I will try to be kind, but I suspect your entire knowledge of this incident is what he has told you and you can't imagine not believing him. If you want to walk in the real world in which you have a chance of making the correct decisions for yourself and your child you are responsible for, you MUST seek out and speak with the victim herself and others who knew him, you must review every thing he has said to you and then do your level best to verify whether or not it is true, or has been fashioned for your ears. I strongly suspect the latter. It is extremely difficult to let go of a dream and stand on your own two feet and we will fight to the death to defend our dreams and hope when there is nothing really to support what we want to be true. I hope for you and your child you seek hearing the incident from others who can tell you another version than the one he's telling you. Good luck.

He has to be responsible for his actions
by: Heartbroken

Honey... do your Homework and find out the truth about the situation before you stand next to him. You can’t just go off of what he says because I’m sure that he knew what he was getting into. And men don’t like to tell the truth (especially about another woman).

And think about it… is he worth waiting for? What has he done for you to make you want to stand by him? Love is not a reason too. Unless it is shown in actions…saying "baby I love you" doesn’t prove anything.

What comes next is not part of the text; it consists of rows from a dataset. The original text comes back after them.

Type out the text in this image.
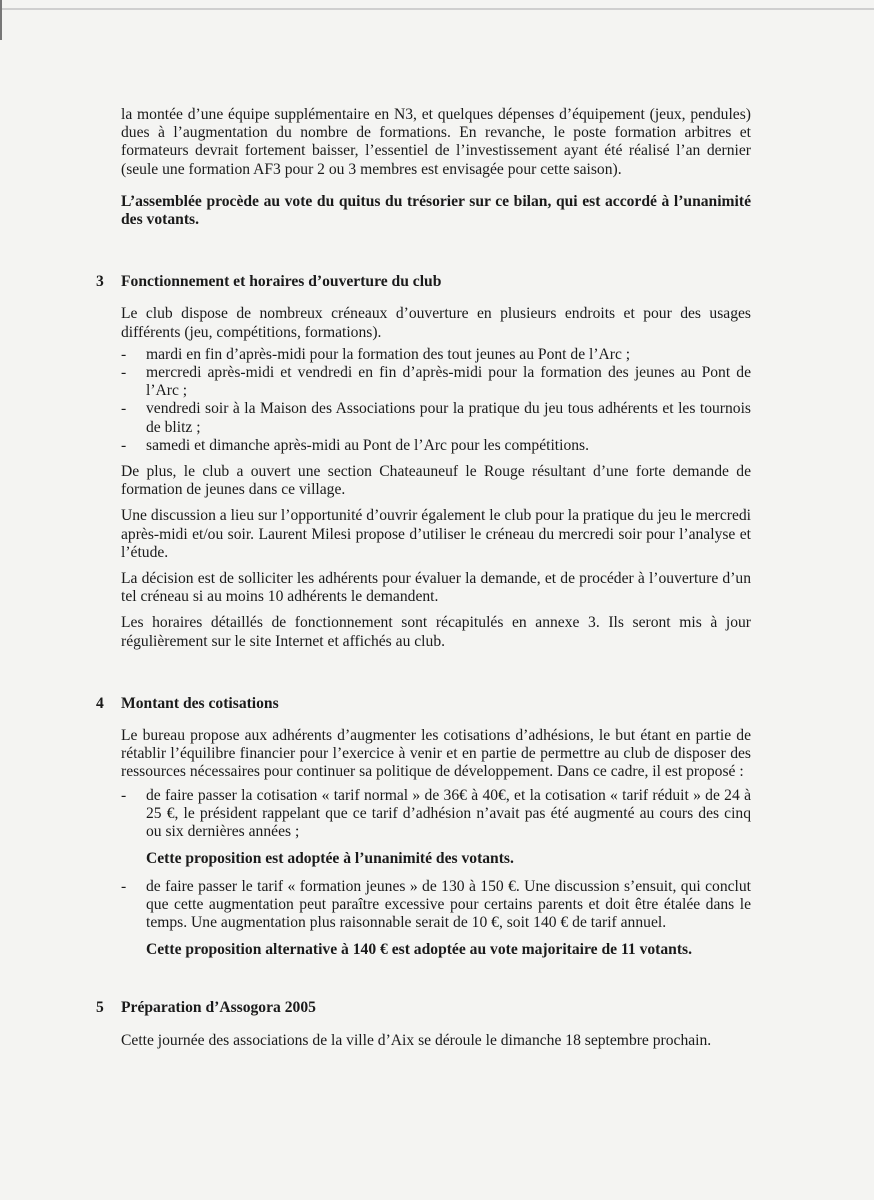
la montée d’une équipe supplémentaire en N3, et quelques dépenses d’équipement (jeux, pendules) dues à l’augmentation du nombre de formations. En revanche, le poste formation arbitres et formateurs devrait fortement baisser, l’essentiel de l’investissement ayant été réalisé l’an dernier (seule une formation AF3 pour 2 ou 3 membres est envisagée pour cette saison).

L’assemblée procède au vote du quitus du trésorier sur ce bilan, qui est accordé à l’unanimité des votants.

3 Fonctionnement et horaires d’ouverture du club

Le club dispose de nombreux créneaux d’ouverture en plusieurs endroits et pour des usages différents (jeu, compétitions, formations).

- mardi en fin d’après-midi pour la formation des tout jeunes au Pont de l’Arc ;
- mercredi après-midi et vendredi en fin d’après-midi pour la formation des jeunes au Pont de l’Arc ;
- vendredi soir à la Maison des Associations pour la pratique du jeu tous adhérents et les tournois de blitz ;
- samedi et dimanche après-midi au Pont de l’Arc pour les compétitions.

De plus, le club a ouvert une section Chateauneuf le Rouge résultant d’une forte demande de formation de jeunes dans ce village.

Une discussion a lieu sur l’opportunité d’ouvrir également le club pour la pratique du jeu le mercredi après-midi et/ou soir. Laurent Milesi propose d’utiliser le créneau du mercredi soir pour l’analyse et l’étude.

La décision est de solliciter les adhérents pour évaluer la demande, et de procéder à l’ouverture d’un tel créneau si au moins 10 adhérents le demandent.

Les horaires détaillés de fonctionnement sont récapitulés en annexe 3. Ils seront mis à jour régulièrement sur le site Internet et affichés au club.

4 Montant des cotisations

Le bureau propose aux adhérents d’augmenter les cotisations d’adhésions, le but étant en partie de rétablir l’équilibre financier pour l’exercice à venir et en partie de permettre au club de disposer des ressources nécessaires pour continuer sa politique de développement. Dans ce cadre, il est proposé :

- de faire passer la cotisation « tarif normal » de 36€ à 40€, et la cotisation « tarif réduit » de 24 à 25 €, le président rappelant que ce tarif d’adhésion n’avait pas été augmenté au cours des cinq ou six dernières années ;

Cette proposition est adoptée à l’unanimité des votants.

- de faire passer le tarif « formation jeunes » de 130 à 150 €. Une discussion s’ensuit, qui conclut que cette augmentation peut paraître excessive pour certains parents et doit être étalée dans le temps. Une augmentation plus raisonnable serait de 10 €, soit 140 € de tarif annuel.

Cette proposition alternative à 140 € est adoptée au vote majoritaire de 11 votants.

5 Préparation d’Assogora 2005

Cette journée des associations de la ville d’Aix se déroule le dimanche 18 septembre prochain.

Even his family doesn’t want to deal with you, and you get blamed for trying to be supportive? That’s a red flag in my book. I say let it go. You can’t waste your time waiting on a man. You still have to live your life... because there is no guarantee that he is the man for you. Or the man you want him to be. You haven’t even had the time to really get to know him. And guess what, I suggest that you don’t.... Pay attention to the signs.

Response
by: Jennifer

He's not a monster...she was a vengeful girl that wanted to be with him and he didn't want to be with her, etc. I know since you were a victim and I'm not minimizing it because it wasn't right what you went through and your brother should have been punished; but my husband did something that more than 90% of all teenage guys do...she was 15 and he was 18...so it’s not like the girl was a child. But any how...I just don't want to be lonely but I also don't want to be in the dating scene. I guess when I mentioned what he was charged with, monster comes to everyone’s mind no matter what it is...so yeah.

Not judging
by: Gale

Hi, not sure this is the answer your looking for, but if he's doing time for being a sex offender, then he is. Bottom line is, I was a victim and my offender is out there and never got punished. Why? Because he was my brother!! My advice to you is stay as far away from him as you can. Love your children or yourself more than a man like that. There are too many fish in the sea to worry about one bad seed. Find someone worthy of your love. I hate men who bring women to love them and pull this this BS… I'm sorry, but I would get out.